Ritualists may always be untidy. Go to a dance with soot on your shirt-front; but go with a shirt-front. Huntsman wears old coat, but old pink coat. Wear a topper, even if it's got no top.
It's the symbol that counts, old cock. Take your hat, because it is your hat after all; its nap rubbed all off by the bark, dears, and its brim not the least bit curled; but for old sakes' sake it is still, dears, the nobbiest tile in the world."
Speaking thus, with a wild comfortableness, he settled or smashed the shapeless silk hat over the face of the disturbed physician, and fell on his feet among the other men, still talking, beaming and breathless.
"Why don't they make more games out of wind?" he asked in some excitement.
"Kites are all right, but why should it only be kites? Why, I thought of three other games for a windy day while I was climbing that tree.
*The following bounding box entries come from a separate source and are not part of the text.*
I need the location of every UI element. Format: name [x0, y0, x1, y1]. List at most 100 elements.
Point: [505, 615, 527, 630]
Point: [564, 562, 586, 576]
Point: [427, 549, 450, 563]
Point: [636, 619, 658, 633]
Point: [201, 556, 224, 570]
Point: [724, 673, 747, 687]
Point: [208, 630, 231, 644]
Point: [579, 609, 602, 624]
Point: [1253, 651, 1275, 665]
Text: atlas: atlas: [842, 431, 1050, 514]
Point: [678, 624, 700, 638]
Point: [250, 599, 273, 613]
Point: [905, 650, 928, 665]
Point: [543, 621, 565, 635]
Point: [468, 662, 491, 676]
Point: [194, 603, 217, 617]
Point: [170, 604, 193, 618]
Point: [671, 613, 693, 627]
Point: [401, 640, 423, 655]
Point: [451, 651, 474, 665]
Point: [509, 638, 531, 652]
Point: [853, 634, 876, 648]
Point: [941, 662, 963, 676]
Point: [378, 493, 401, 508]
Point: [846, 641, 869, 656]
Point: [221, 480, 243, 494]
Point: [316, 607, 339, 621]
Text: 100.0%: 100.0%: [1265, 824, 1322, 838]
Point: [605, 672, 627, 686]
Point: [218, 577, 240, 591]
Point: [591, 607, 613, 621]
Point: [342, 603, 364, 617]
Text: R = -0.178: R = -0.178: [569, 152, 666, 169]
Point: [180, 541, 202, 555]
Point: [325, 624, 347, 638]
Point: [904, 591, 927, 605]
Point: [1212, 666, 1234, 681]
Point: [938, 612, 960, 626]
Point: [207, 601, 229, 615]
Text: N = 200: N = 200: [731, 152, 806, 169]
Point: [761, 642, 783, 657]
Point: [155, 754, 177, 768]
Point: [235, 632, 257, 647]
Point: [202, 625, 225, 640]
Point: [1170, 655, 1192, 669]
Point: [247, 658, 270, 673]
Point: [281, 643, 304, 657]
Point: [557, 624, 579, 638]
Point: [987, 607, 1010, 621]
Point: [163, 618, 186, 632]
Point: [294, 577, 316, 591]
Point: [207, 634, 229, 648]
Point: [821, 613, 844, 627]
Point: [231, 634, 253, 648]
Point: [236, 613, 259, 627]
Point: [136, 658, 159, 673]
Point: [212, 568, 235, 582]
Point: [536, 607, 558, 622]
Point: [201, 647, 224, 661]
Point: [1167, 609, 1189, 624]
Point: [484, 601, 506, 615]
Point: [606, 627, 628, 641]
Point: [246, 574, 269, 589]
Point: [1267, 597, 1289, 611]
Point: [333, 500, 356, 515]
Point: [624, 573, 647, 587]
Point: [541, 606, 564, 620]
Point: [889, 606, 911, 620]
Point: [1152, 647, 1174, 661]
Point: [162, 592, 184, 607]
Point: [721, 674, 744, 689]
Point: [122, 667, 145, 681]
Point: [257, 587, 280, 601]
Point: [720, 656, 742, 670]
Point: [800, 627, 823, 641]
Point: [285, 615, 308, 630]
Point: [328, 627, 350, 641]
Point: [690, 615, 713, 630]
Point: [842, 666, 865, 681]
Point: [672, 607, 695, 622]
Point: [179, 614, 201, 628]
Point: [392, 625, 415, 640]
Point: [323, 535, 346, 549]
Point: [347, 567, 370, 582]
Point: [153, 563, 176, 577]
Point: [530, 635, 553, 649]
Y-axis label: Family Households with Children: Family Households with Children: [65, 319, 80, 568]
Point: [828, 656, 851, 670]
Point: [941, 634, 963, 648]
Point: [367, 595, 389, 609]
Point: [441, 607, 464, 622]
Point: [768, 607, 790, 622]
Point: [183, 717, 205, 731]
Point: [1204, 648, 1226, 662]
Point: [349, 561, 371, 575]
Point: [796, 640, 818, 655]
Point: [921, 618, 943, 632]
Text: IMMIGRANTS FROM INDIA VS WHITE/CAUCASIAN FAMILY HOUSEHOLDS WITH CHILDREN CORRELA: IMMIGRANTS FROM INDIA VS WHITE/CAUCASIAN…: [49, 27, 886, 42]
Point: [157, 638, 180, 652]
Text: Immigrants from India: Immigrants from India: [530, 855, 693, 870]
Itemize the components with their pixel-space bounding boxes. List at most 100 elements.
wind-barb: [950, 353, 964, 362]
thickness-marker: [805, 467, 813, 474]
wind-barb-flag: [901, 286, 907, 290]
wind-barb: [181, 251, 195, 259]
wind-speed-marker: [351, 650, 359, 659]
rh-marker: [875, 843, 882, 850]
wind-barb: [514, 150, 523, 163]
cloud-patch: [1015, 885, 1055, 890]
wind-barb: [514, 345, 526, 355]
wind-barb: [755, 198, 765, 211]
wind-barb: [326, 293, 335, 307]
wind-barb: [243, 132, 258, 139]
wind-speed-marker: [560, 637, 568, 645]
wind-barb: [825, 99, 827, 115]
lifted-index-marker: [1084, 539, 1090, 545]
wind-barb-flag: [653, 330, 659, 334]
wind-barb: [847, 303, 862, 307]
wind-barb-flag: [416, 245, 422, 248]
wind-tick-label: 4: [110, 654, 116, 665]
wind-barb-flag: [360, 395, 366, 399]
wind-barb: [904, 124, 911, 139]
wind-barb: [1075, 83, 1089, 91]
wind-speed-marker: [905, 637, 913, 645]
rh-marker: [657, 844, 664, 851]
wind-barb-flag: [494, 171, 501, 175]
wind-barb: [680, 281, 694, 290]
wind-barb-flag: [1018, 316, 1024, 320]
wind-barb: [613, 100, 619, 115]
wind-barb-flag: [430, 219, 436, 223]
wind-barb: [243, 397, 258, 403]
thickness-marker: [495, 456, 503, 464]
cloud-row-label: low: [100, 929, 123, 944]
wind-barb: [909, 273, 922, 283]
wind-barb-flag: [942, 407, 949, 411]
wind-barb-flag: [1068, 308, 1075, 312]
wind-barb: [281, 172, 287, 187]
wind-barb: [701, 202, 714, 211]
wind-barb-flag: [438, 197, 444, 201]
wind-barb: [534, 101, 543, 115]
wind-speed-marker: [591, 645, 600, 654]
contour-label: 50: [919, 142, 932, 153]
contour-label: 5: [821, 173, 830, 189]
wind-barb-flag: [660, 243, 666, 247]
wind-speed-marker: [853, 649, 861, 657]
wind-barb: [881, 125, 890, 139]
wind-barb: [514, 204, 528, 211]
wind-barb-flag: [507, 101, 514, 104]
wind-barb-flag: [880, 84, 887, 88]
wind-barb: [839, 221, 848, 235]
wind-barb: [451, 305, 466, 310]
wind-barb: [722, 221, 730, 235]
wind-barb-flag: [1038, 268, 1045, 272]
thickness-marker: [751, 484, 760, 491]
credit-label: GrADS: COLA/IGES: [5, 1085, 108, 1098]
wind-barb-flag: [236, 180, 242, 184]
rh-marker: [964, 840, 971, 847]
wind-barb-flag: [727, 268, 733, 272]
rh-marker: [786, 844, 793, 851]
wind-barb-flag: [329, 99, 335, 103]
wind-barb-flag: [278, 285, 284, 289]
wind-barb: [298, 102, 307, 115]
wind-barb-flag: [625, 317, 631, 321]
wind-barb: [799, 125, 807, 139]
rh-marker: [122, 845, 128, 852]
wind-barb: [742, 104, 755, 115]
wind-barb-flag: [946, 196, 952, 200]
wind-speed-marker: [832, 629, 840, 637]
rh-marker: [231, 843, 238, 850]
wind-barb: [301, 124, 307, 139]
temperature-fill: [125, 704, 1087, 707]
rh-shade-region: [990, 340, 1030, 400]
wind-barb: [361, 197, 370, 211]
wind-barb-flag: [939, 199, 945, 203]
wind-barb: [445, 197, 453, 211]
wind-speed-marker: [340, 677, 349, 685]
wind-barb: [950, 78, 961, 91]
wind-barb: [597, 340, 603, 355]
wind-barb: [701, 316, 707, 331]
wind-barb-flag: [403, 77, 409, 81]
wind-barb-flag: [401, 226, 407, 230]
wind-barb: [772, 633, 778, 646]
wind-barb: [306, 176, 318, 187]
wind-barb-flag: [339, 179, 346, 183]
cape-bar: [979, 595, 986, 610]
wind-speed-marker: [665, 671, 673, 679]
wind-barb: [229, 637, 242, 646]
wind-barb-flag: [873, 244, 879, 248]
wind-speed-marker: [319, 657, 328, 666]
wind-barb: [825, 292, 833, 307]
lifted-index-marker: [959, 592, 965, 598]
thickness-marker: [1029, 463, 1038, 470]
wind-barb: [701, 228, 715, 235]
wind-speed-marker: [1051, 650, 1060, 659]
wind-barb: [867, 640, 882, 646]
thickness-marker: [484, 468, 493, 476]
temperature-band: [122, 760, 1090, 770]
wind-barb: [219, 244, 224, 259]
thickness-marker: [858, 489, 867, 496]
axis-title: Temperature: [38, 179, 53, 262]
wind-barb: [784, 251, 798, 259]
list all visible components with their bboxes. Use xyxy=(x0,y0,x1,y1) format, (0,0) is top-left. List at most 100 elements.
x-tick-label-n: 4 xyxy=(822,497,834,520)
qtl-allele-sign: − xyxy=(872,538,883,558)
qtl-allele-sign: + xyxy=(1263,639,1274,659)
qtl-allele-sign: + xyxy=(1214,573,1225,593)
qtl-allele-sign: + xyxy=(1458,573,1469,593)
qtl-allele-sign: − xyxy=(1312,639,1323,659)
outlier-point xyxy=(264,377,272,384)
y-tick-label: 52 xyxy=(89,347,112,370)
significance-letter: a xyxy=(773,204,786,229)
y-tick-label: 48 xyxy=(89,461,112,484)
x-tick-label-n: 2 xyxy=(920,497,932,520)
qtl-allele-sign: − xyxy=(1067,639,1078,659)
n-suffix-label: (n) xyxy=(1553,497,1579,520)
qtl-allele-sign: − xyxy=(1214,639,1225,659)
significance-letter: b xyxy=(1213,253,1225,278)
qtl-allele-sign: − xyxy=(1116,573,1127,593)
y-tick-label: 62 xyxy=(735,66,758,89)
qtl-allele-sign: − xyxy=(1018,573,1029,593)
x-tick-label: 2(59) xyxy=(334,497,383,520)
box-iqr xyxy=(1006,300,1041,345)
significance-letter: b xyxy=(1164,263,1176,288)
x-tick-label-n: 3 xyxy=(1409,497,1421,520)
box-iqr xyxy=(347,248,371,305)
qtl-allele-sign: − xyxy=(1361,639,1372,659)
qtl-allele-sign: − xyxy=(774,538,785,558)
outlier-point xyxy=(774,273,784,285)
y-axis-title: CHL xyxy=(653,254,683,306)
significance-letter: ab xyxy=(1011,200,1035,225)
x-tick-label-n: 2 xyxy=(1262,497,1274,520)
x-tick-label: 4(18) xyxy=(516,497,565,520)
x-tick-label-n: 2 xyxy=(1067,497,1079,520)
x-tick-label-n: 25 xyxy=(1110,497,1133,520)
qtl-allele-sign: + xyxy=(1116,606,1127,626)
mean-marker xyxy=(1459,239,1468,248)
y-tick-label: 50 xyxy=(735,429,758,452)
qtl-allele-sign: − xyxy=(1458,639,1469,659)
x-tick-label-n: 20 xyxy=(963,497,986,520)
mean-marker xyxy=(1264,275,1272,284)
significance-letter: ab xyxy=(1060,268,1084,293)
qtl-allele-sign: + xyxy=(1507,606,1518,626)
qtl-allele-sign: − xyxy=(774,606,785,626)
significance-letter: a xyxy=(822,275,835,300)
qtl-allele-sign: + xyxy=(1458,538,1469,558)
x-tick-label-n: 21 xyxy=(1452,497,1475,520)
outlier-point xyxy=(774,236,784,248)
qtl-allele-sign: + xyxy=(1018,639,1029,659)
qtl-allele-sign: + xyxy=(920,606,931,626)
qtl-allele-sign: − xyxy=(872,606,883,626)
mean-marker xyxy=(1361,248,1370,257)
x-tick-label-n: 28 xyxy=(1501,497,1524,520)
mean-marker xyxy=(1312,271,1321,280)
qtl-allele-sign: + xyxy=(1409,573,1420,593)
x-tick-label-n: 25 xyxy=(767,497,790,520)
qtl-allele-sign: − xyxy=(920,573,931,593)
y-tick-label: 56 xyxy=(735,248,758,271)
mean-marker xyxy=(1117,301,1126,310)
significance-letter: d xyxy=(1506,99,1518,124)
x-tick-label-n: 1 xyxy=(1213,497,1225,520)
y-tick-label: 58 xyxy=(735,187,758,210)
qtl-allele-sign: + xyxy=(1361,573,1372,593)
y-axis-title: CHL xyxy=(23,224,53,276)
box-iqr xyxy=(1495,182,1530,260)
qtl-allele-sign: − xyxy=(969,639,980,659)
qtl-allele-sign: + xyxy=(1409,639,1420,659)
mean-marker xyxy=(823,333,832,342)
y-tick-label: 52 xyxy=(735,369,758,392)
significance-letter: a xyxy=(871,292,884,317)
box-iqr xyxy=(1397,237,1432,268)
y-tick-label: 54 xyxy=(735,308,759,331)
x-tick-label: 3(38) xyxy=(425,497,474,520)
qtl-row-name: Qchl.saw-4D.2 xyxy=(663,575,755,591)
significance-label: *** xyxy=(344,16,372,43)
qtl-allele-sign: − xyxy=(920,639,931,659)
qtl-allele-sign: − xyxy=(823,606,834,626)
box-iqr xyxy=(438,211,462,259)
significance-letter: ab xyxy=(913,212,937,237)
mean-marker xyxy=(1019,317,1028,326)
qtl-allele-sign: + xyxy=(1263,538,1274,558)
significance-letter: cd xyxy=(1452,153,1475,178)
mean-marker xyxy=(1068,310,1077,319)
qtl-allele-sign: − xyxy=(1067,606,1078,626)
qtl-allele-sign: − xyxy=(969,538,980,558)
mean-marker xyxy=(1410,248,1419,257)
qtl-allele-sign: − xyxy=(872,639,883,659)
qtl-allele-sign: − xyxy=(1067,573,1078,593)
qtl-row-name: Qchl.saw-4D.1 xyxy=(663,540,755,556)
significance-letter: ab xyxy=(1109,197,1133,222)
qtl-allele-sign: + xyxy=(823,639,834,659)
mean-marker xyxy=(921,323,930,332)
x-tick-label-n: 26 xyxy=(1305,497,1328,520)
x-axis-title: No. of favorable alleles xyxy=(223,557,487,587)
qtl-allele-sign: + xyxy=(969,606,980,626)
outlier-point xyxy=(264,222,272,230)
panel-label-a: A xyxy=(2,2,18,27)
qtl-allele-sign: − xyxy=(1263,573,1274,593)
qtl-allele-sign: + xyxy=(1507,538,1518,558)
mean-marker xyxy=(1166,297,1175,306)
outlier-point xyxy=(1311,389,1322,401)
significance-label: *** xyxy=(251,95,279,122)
Here's one of them: you take a lot of pepper--"
"I think," interposed Moon, with a sardonic mildness, "that your games are already sufficiently interesting.
Are you, may I ask, a professional acrobat on a tour, or a travelling advertisement of Sunny Jim? How and why do you display all this energy for clearing walls and climbing trees in our melancholy, but at least rational, suburbs?"
The stranger, so far as so loud a person was capable of it, appeared to grow confidential.
"Well, it's a trick of my own," he confessed candidly.
"I do it by having two legs."
Arthur Inglewood, who had sunk into the background of this scene of folly, started and stared at the newcomer with his short-sighted eyes screwed up and his high colour slightly heightened.
"Why, I believe you're Smith," he cried with his fresh, almost boyish voice; and then after an instant's stare, "and yet I'm not sure."
"I have a card, I think," said the unknown, with baffling solemnity--"a card with my real name, my titles, offices, and true purpose on this earth."
He drew out slowly from an upper waistcoat pocket a scarlet card-case, and as slowly produced a very large card.
Even in the instant of its production, they fancied it was of a queer shape, unlike the cards of ordinary gentlemen.
But it was there only for an instant; for as it passed from his fingers to Arthur's, one or another slipped his hold.
The strident, tearing gale in that garden carried away the stranger's card to join the wild waste paper of the universe; and that great western wind shook the whole house and passed.